Linzhi was shocked by the move stating clearly that they’ve rejected the “arbitrary enforcement of rules and request clear and equal guidelines to be established for all hardware makers.’’
Blocking ASIC would involve the application of ProgPoW, -a code change that is optimized for graphic card or GPU hardware, in an upcoming upgrade. Linzhi called upon the Ethereum developers to publish rules and requirements for what makes up a good ProgPoW ASIC maker.
On the 4th of this month, the developers held a meeting to discuss the changes that would result from the Istanbul and Constantinople hard forks, where they also looked into a proposal that was meant to upgrade the hashing algorithm, –the ProgPoW.

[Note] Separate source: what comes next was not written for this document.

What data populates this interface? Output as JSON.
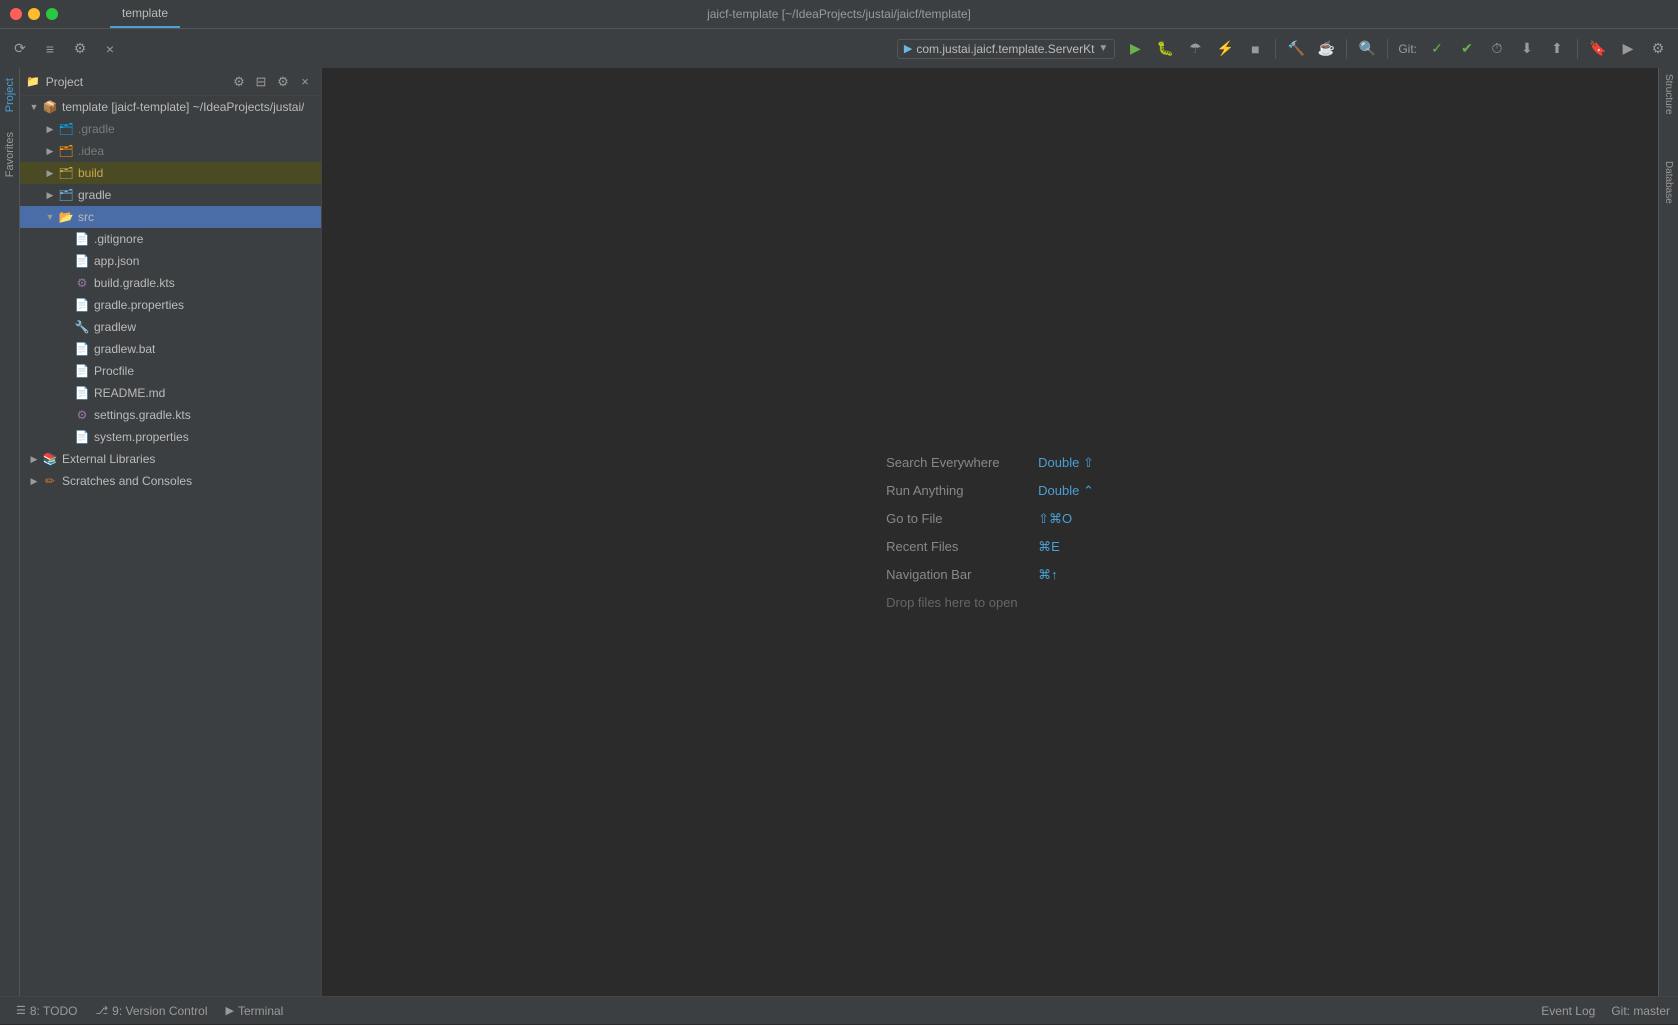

ProgPoW is being seen as an alternative Proof-of-Work algorithm that would cover the efficiency gap between ASICs and GPUs since it changes Ethereum’s underlying mining algorithm.
Currently Linzhi is designing a chip called Ethash for Ethereum’s mining algorithm. The company has spent approximately $4 million on Ethash’s production. Ethash seems to have better advantage compared to the former Ethereum ASIC designs.
Director of Operations Wolfgang Spraul further explained that the company will research the viability of creating specialized ASIC hardware for ProgPoW, according to his statement he said;
“I can publicly confirm today that we intend to study the feasibility, and then build, ProgPoW ASICs”.
Ethash will be more memory-heavy and its code switch will make GPU hardware competitive with ASICs.
According to reports Ethereum Classic went through a 51% attack that led to the reorganization of over 100 blocks. Because of this, the crypto exchange Coinbase put a halt to all Ethereum Classic transactions, withdrawals and deposits.
Ethereum classic announced that all exchanges and mining pools increase their confirmation over 400 blocks until the network is stable. The platform also claimed that the attack could have come from Linzhi, but Spraul said that the accusation was ‘’entirely baseless’’.